Era o campo da boina. Exercícios militares realizados na estancia da Brigada.
A tropa dirigia-se para o rancho rastejando no meio do barro, conforme ordenado pelo tenente comandante do pelotão. Rostos com expressões cansadas contrastavam com a autoritária voz do oficial. O pequeno tenente tornava-se um gigante diante de nós, com o pelotão no chão rastejando sua voz parecia um badalar de sinos em nossos ouvidos.
Para surpresa dele e de todos nós, recebemos em nossa área de exercícios, a visita do comandante geral da guarnição, o qual por um momento ficou parado admirando a cena, nos deixando na duvida se aprovava ou reprovava tal situação. O tenente ao notar a presença de seu comandante gritou:
- Atenção pelotão! Nessa altura, já nem sabíamos o que fazer.

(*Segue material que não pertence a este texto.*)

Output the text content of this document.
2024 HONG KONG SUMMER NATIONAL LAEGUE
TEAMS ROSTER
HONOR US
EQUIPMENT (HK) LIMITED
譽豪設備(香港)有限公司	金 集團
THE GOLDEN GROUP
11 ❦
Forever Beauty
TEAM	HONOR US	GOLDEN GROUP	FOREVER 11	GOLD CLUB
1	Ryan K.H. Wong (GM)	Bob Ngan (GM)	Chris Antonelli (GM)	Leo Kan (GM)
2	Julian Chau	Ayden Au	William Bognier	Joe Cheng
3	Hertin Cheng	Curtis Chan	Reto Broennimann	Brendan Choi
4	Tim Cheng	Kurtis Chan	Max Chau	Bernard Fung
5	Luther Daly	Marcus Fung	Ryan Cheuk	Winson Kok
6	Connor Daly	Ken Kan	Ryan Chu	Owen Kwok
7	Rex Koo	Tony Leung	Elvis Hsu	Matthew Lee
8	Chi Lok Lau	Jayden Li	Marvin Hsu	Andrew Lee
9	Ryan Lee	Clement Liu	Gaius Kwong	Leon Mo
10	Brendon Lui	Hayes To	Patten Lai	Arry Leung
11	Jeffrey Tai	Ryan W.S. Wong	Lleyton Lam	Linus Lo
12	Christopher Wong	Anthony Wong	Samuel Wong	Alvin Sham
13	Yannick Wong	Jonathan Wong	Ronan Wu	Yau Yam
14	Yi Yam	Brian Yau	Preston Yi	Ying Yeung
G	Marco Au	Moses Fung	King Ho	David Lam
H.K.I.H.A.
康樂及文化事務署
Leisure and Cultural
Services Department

o comandante aproximou-se, como bom cavalariano tinha um relho na mão, o qual batia na lateral de sua bota, que brilhava tanto chegando a refletir a imagem do entardecer.
- Tenente o que significa isso? Perguntou o comandante. Depois das continências de praxe ele respondeu:
- Comandante, pelo fato de ser eu um " baixinho", e este pelotão em sua maioria ter recrutas altos, optei que após pegarem seu material para a janta, avançassem ao rancho rastejando assim, eu estaria de forma geral e visível acompanharia o desempenho de cada um.
O fato é que antes que o comandante falasse, até os pássaros que sobrevoavam a fazenda da Lolita naquele entardecer recolhendo-se aos seus ninhos, pararam de voar em pleno ar, para testemunharem o que acontecia logo ali abaixo deles,
O comandante olhou para um lado, olhou para cima (talvez encarasse os pássaros), olhou para outro lado, bateu novamente o relho nas brilhosas botas que agora refletiam a imagem dos pássaros também, aproximou-se da primeira fila do pelotão e dirigindo-se ao jovem mais alto falou:
- Conscrito! Ao que o jovem ficou de pé imediatamente e batendo aos mãos na posição de sentido falou:
- Sim Senhor!
- Esta vendo aquela cadeira junto à arvore?
- Sim Senhor!
-Acelerado, traga e coloque-a aqui onde estou.
O gringo saiu correndo, todo desengonçado, pois realmente ele era muito alto e o que mais sofria também. Talvez a distancia de sua terra, a exigência de flexibilidade corporal exigida nos exercícios e ser sempre o motivo de chacota entre os graduados, o deixasse mais sensível emocionalmente e não raro um ou outro colega testemunhava seu choro.
Quando o gringo chegou com a cadeira, o ato seguinte parecia ser o que os pássaros que voam livres no céu, estavam esperando para assistir. O Tenente Coronel, comandante da guarnição, olhou para o jovem tenente e falou:
- Tenente, por favor, suba na cadeira.
O jovem oficial tentou argumentar porém, de nada adiantou diante da firmeza de seu comandante que continuou a falar:
- Tenente, esses homens, esses jovens conscritos, passaram o dia realizando manobras e exercícios os quais exigiram e muito da sua condição física, e ainda terão outra série de provas durante à noite, portanto, permita que avancem ao rancho para sua refeição como seres normais, para que se alimentem descansados. Quanto a sua estatura, já resolvi seu problema, ai de cima o senhor deve sentir-se bem melhor.
Os pássaros por algum motivo torciam por nós, pois logo saíram cantando rumo ao seu destino. O comandante agiu de forma humana sem qualquer tipo de preconceito quanto a altura do tenente, uma vez que ambos eram da mesma estatura. Nós avançamos normalmente para o rancho, embora muito embarrados, podemos jantar tranquilos, cada um no lugar que quis naquele cenário campeiro. O tenente pela sua expressão, não gostou nada do acontecido, pois teve que sentir-se um pouco recruta naquele momento. Quanto a mim, nunca mais esqueci esse episódio. Quando o ser humano tem a capacidade de transportar-se para o lugar do outro, tentar sentir o que o outro sente, pensar antes de fazer ou falar algo para alguém, perguntar a si mesmo: E se fosse comigo, e se fosse eu, eu gostaria que fizessem isso comigo? Com certeza teríamos um mundo bem melhor.